MidlandToday is running a six-part series on Ontario historic sites as part of to Black History Month. This is the first part in the series written by Terry Fegarty, of the Tay Heritage Committee and Community Heritage Ontario, with editing assistance by Heritage Grey Highlands member Nancy Matthews. The second part will run Tuesday.

The Oro Church and its related Oro Settlement honour a commitment by the Government of Upper Canada to those Black militiamen who defended Upper  Canada during the War of 1812.

In return, these veteran Black soldiers could function as a buffer in the event of an American invasion from the north on the nearby Penetanguishene Road (now county road 93).

Between 1819 and 1826, the British government granted 25 plots in Oro Township to Black veterans and other Black settlers. By 1831, thirty more Black families had joined the Oro Settlement.
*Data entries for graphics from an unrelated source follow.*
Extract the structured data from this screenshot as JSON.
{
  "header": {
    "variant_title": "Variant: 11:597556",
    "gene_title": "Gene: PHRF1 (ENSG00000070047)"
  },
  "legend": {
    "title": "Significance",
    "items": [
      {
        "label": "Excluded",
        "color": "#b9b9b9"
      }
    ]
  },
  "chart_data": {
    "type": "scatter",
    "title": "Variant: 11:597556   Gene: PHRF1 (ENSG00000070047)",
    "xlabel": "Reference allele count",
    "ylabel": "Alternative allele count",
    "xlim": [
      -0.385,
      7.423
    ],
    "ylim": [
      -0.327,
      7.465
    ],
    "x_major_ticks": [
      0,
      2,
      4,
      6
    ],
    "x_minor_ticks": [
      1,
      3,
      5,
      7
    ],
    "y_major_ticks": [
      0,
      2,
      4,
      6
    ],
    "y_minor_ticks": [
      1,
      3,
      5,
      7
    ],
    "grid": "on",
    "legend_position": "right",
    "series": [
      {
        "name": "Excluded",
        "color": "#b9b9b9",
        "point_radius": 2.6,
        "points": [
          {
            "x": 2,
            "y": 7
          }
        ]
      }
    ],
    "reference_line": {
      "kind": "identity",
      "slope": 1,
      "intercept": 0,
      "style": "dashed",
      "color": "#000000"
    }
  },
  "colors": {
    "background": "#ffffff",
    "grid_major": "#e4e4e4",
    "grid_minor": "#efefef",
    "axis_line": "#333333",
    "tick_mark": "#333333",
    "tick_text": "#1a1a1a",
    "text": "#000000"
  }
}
The plots were 100 acres each,on the 1st to 6th Lines north and south of what is now Old Barrie Road West.

Grants were not entirely free, since they were dependent on property improvements, including the construction of a house of adequate size, clearing of a given acreage of land, the clearing of adjacent roads and the payment of fees.

The population of the Oro Settlement doubled following the enactment of the Fugitive Slave Act of 1850 in the United States. More and more Blacks self-emancipated and flooded across the Canadian border via the Underground Railroad.

At its highest point, the population rose to between 90 and 100 families. However, the settlement began to fade away in the 1860s.

The land was poor and remote and, as in other Black settlements, emancipation in the  U.S. and other nearby employment opportunities drew people away.

Descendants of some of the first Black settlers remained in Oro for nearly 130 years and continue to reside in other parts of Simcoe County to the present day.

The Oro Black settlers built their Oro African church on a one-acre parcel of land at the corner of present-day Line 3 and Old Barrie Road West.

On May 26, 1849, the church was opened, and its cemetery established.

The church was constructed with square timbers which were covered, in  later decades, with clapboard siding. The logs were visible in the interior  and whitewashed.

As the settlement dwindled, active use of the church ended in the 1920s; the building was declared abandoned in 1926.

By the 1940s, the church had deteriorated to such an extent that local residents and some descendants were concerned that this important landmark would be lost, especially since it had frequently been a target for vandalism. What followed was decades of continuous stabilization and revitalization.

By 2016 the previously damaged structure had been largely restored to a semblance of the original log church. The church was re-opened, owing to the collaboration of all levels of government, and aided by a national fundraising campaign generating over $200,000.

This modest church, constructed of hand-hewn logs, is the last built remnant of these early African Canadians settlers in Simcoe County. It may well be the oldest surviving African Heritage log church in North America.

An unmarked cemetery is also located on the property, which was designated a National Historic Site in 2002.